Macrophage polarization is another critical determinant of inflammation. Upon LPS exposure, macrophages undergo M1 polarization, characterized by enhanced expression of surface markers (CD40, CD86), pro-inflammatory cytokines, and ROS production. Our results demonstrated that OSB significantly downregulated LPS-induced mRNA expression of IL-6, TNF-α, IL-12p40, and IL-23p19. In parallel, it upregulated anti-inflammatory cytokines such as IL-13 and TGF-β. OSB also suppressed the expression of M1 surface markers CD40 and CD86 at both the mRNA and protein levels. Immunofluorescence analysis further confirmed reduced CD86 surface expression. Moreover, OSB effectively diminished LPS-induced ROS generation, suggesting inhibition of oxidative stress—a hallmark of M1 polarization. These results collectively support the notion that OSB suppresses M1 polarization in LPS-stimulated RAW264.7 macrophages.

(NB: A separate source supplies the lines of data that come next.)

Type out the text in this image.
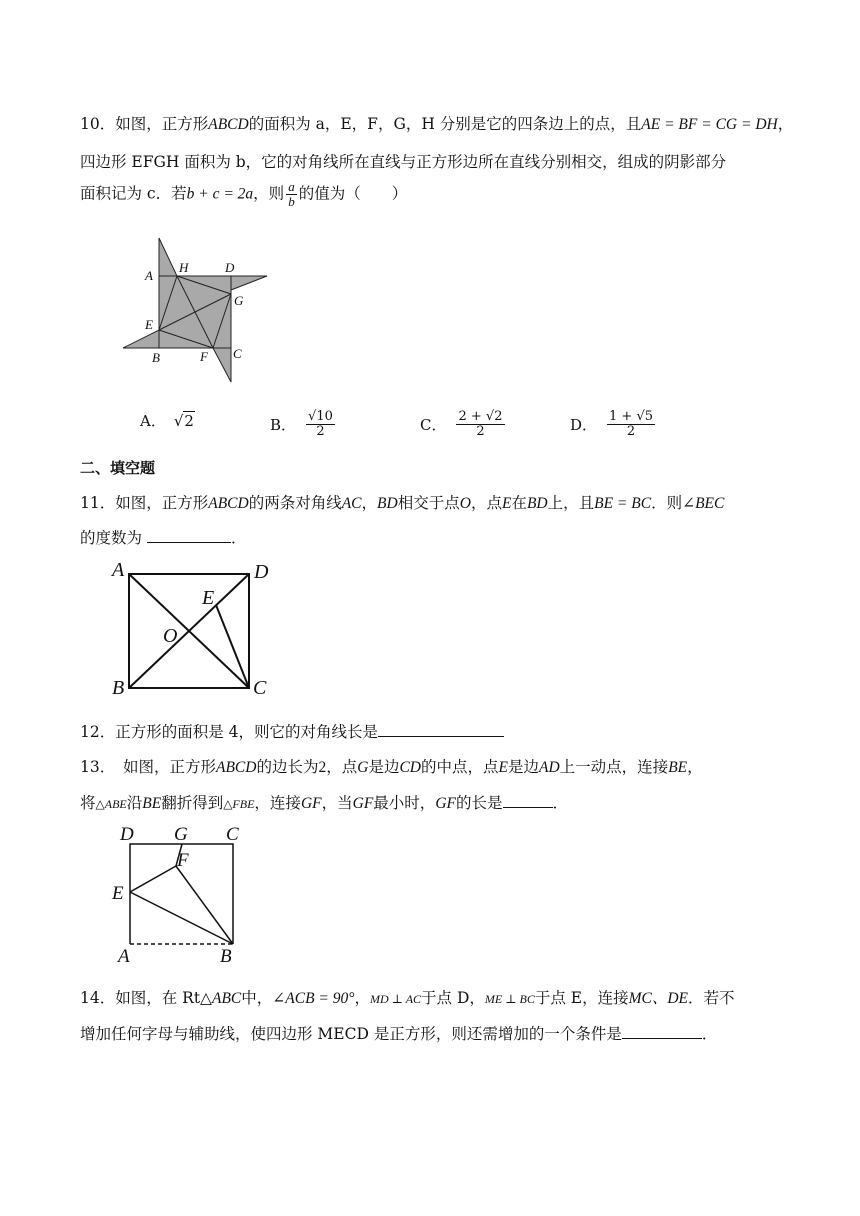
10．如图，正方形ABCD的面积为 a，E，F，G，H 分别是它的四条边上的点，且AE = BF = CG = DH，
四边形 EFGH 面积为 b，它的对角线所在直线与正方形边所在直线分别相交，组成的阴影部分
面积记为 c．若b + c = 2a，则 $\frac{a}{b}$ 的值为（　　）
A
H	D
G
E
B	F C
A． √2	B． $\frac{√10}{2}$	C． $\frac{2 + √2}{2}$	D． $\frac{1 + √5}{2}$
二、填空题
11．如图，正方形ABCD的两条对角线AC，BD相交于点O，点E在BD上，且BE = BC．则∠BEC
的度数为	．
A	D
E
O
B	C
12．正方形的面积是 4，则它的对角线长是
13．　如图，正方形ABCD的边长为2，点G是边CD的中点，点E是边AD上一动点，连接BE，
将△ABE沿BE翻折得到△FBE，连接GF，当GF最小时，GF的长是	．
D G C
F
E
A	B
14．如图，在 Rt△ABC中，∠ACB = 90°，MD ⊥ AC于点 D，ME ⊥ BC于点 E，连接MC、DE．若不
增加任何字母与辅助线，使四边形 MECD 是正方形，则还需增加的一个条件是	．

In summary, our study identifies the OSB fraction of rainbow trout spleen extract as a novel, potent, and non-cytotoxic anti-inflammatory agent. OSB mitigated LPS-induced expression of iNOS and COX-2 through modulation of the NF-κB signaling cascade and suppressed M1 macrophage polarization by regulating cytokine expression, surface markers, and intracellular ROS levels. This study provides mechanistic evidence supporting the anti-inflammatory potential of bioactive compounds derived from fish viscera and highlights the OSB fraction of rainbow trout spleen extract as a promising source for natural anti-inflammatory drug development.